USA TODAY US Edition

What to watch

History shows recent rebound may be fleeting

- Matt Krantz

Stocks have been beat up so badly this year some investors figure shares just have to rebound. Not so fast. There’s no question market pain is reaching levels that start to turn heads and cause investors to wonder if they should brace for more pain or start looking for opportunit­ies to buy on the cheap. Due to the market’s sell-off, 67% of the 129 subindustr­ies in the Standard & Poor’s 500 are trading below their average prices over the past 40 weeks, Sam Stovall of S&P Global Market Intelligen­ce says. At its lows this year, 87% of subindustr­ies were below their 40-week moving averages.
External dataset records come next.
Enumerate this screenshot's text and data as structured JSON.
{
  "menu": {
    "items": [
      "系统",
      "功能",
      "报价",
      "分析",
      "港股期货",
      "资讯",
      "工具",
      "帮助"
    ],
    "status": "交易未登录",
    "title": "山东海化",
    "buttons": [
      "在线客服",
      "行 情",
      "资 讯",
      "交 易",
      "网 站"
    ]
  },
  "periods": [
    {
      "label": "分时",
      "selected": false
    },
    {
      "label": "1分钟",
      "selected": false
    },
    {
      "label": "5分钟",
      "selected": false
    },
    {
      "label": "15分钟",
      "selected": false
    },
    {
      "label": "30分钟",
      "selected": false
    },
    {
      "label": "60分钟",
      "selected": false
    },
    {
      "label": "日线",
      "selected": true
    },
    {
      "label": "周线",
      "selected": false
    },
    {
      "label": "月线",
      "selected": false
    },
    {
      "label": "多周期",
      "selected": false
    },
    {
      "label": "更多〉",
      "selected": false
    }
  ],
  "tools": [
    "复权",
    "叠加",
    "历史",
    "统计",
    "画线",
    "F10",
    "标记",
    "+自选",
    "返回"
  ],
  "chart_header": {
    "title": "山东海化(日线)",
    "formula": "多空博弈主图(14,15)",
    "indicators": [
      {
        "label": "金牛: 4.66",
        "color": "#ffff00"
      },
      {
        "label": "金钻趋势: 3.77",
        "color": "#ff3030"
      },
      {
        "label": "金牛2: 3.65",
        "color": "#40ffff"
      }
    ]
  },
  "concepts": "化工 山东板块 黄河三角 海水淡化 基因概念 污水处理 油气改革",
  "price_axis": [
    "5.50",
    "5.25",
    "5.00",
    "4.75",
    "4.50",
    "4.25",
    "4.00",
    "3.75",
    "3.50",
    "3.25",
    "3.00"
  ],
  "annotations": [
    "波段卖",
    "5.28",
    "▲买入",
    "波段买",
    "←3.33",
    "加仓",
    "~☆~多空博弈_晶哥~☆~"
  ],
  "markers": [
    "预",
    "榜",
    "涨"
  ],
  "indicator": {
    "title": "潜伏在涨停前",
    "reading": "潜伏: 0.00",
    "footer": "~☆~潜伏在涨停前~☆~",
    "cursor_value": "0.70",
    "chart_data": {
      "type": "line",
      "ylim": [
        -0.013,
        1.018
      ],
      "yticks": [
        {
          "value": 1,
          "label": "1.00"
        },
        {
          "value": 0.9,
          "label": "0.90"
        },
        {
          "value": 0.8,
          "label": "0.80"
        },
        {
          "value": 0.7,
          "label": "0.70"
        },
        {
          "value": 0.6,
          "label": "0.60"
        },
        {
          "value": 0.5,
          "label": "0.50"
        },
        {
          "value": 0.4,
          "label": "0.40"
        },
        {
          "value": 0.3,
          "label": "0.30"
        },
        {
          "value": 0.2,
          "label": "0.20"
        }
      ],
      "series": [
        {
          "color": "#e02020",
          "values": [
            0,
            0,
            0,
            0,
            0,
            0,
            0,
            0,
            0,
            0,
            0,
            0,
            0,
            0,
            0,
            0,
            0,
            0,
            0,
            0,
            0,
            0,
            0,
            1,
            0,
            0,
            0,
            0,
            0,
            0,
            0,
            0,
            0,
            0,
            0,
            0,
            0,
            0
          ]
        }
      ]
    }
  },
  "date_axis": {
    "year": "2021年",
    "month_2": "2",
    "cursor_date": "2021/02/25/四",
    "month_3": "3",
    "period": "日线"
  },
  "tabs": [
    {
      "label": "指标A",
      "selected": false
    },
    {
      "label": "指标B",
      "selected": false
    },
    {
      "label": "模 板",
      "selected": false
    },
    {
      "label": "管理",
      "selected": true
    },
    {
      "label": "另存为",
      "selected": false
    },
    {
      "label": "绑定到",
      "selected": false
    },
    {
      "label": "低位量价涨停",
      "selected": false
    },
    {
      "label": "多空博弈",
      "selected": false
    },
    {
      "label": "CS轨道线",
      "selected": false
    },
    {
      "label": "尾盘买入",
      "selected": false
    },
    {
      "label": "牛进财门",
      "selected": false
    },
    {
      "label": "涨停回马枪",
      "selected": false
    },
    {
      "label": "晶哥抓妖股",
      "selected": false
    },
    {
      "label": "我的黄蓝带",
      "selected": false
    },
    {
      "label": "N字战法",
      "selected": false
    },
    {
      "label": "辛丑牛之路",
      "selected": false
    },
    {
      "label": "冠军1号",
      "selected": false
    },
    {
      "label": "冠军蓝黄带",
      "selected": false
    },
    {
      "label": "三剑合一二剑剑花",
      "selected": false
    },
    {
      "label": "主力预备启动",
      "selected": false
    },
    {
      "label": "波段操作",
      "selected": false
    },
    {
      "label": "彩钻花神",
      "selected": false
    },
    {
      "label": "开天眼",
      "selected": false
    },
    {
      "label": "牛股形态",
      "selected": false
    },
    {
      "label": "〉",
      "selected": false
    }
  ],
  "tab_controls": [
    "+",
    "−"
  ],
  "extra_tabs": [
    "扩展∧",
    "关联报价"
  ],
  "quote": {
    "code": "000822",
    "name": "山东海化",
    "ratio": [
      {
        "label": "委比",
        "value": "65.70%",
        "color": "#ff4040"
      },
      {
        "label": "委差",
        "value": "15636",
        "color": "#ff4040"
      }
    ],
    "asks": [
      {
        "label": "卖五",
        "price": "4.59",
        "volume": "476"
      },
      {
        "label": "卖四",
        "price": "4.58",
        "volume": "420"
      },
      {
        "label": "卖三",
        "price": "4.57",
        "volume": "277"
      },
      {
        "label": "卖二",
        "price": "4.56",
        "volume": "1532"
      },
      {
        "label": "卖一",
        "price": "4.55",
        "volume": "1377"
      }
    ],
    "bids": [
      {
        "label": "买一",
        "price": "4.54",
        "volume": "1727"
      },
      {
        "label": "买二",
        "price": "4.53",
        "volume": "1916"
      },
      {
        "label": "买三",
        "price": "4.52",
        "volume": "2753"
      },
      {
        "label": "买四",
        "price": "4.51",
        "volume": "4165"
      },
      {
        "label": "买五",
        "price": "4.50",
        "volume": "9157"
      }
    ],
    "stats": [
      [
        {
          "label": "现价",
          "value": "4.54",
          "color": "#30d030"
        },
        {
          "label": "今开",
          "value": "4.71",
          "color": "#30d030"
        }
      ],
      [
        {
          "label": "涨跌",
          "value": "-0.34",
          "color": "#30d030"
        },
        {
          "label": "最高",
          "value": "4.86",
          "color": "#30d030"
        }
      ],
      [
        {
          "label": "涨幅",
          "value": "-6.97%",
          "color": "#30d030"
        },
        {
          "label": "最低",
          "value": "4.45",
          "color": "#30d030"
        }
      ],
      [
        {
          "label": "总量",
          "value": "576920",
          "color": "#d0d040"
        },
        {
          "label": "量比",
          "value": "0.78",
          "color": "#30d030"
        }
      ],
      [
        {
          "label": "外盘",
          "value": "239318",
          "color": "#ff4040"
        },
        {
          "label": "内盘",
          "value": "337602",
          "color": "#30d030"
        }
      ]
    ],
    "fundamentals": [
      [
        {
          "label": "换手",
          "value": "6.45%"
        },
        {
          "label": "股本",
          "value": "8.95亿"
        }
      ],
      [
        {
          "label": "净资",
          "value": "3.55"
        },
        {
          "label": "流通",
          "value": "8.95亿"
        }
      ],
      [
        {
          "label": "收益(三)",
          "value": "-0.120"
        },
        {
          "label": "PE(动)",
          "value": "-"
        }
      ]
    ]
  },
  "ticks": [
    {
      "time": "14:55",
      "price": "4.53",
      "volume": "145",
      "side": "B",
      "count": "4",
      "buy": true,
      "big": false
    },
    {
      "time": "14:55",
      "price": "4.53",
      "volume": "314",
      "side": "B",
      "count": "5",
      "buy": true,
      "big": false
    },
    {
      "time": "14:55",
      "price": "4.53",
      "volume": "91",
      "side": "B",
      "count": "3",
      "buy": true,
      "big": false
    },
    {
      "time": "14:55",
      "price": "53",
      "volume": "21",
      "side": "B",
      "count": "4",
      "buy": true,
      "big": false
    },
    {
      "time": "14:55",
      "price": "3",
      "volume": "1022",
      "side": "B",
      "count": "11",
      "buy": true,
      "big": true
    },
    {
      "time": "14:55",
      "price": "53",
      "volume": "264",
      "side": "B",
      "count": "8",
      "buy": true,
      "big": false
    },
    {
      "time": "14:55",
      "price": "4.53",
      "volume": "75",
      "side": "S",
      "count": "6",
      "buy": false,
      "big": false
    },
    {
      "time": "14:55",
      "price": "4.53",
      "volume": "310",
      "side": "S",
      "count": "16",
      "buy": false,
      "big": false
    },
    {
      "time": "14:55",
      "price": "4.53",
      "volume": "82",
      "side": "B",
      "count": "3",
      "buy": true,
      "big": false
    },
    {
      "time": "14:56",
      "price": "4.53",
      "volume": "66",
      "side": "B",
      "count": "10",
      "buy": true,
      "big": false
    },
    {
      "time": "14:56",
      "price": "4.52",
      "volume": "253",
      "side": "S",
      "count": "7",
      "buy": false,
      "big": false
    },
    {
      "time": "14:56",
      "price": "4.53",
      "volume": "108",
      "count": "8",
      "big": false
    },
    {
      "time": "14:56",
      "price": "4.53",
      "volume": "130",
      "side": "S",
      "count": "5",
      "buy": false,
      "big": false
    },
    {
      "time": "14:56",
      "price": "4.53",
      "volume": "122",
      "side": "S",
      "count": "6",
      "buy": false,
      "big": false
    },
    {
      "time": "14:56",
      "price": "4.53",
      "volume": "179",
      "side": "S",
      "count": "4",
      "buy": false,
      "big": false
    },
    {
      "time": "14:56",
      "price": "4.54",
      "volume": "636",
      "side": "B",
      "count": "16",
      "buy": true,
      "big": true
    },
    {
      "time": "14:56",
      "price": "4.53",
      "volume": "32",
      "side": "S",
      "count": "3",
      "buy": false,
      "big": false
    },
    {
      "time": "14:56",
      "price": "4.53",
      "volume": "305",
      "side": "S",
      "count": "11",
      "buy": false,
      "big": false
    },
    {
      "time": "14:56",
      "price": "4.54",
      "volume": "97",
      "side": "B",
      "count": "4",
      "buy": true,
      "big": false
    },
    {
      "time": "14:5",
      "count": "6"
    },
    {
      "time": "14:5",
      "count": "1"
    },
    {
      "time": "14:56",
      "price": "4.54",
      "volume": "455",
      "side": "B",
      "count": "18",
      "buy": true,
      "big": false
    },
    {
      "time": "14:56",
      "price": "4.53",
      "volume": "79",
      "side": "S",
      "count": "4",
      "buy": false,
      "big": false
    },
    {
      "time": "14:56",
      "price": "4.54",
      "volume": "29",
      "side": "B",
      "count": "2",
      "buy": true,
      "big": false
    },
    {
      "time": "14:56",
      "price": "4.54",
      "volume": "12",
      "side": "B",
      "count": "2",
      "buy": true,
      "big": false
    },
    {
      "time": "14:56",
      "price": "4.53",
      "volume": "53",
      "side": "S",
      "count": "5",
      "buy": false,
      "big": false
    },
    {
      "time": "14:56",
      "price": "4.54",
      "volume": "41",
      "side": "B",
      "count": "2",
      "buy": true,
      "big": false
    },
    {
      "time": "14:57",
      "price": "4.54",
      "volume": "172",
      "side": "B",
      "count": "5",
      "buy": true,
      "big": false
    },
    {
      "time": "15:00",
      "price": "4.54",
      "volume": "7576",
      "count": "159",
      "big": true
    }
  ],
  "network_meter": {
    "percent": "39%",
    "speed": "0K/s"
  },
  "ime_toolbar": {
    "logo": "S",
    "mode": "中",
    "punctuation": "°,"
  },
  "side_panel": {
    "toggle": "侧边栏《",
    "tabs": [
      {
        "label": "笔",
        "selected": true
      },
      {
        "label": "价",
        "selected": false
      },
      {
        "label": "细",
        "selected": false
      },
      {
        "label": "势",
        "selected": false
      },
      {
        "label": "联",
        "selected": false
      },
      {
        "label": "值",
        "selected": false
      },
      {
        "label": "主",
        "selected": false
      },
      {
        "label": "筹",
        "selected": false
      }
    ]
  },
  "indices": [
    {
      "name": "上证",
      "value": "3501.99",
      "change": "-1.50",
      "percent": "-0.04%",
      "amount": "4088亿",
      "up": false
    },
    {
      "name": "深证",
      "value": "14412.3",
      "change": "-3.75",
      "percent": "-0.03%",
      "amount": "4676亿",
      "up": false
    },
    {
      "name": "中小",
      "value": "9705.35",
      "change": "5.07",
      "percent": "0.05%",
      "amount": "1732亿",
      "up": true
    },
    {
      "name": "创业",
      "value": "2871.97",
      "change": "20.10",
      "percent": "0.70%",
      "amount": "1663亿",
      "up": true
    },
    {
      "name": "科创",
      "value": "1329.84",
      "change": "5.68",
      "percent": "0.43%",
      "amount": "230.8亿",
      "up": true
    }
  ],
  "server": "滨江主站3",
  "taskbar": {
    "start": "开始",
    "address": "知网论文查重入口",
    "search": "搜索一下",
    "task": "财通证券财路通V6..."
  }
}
Such extreme levels of selling have signalled bottoms were notched several times in history, Stovall says. Stocks rallied in the months following such extreme selling after correction­s that ended in 2003 and 2011, Stovall says. This is giving the bulls some confidence the rebound we’re seeing now is real.

But more recent history shows stocks can repeatedly fall to extreme oversold levels. During bear markets that ended in 2002 and 2009, the number of subindustr­y groups trading below their 40-week averages dropped to extreme levels twice. If these more recent examples are a guide, they indicate the recent rebound could easily lose steam and test the lows again. Stovall says investors shouldn’t take too much faith in the 40-week indicator.

“Little encouragem­ent can be garnered” from the fact so many industry groups have dropped below the trading indicator, he says.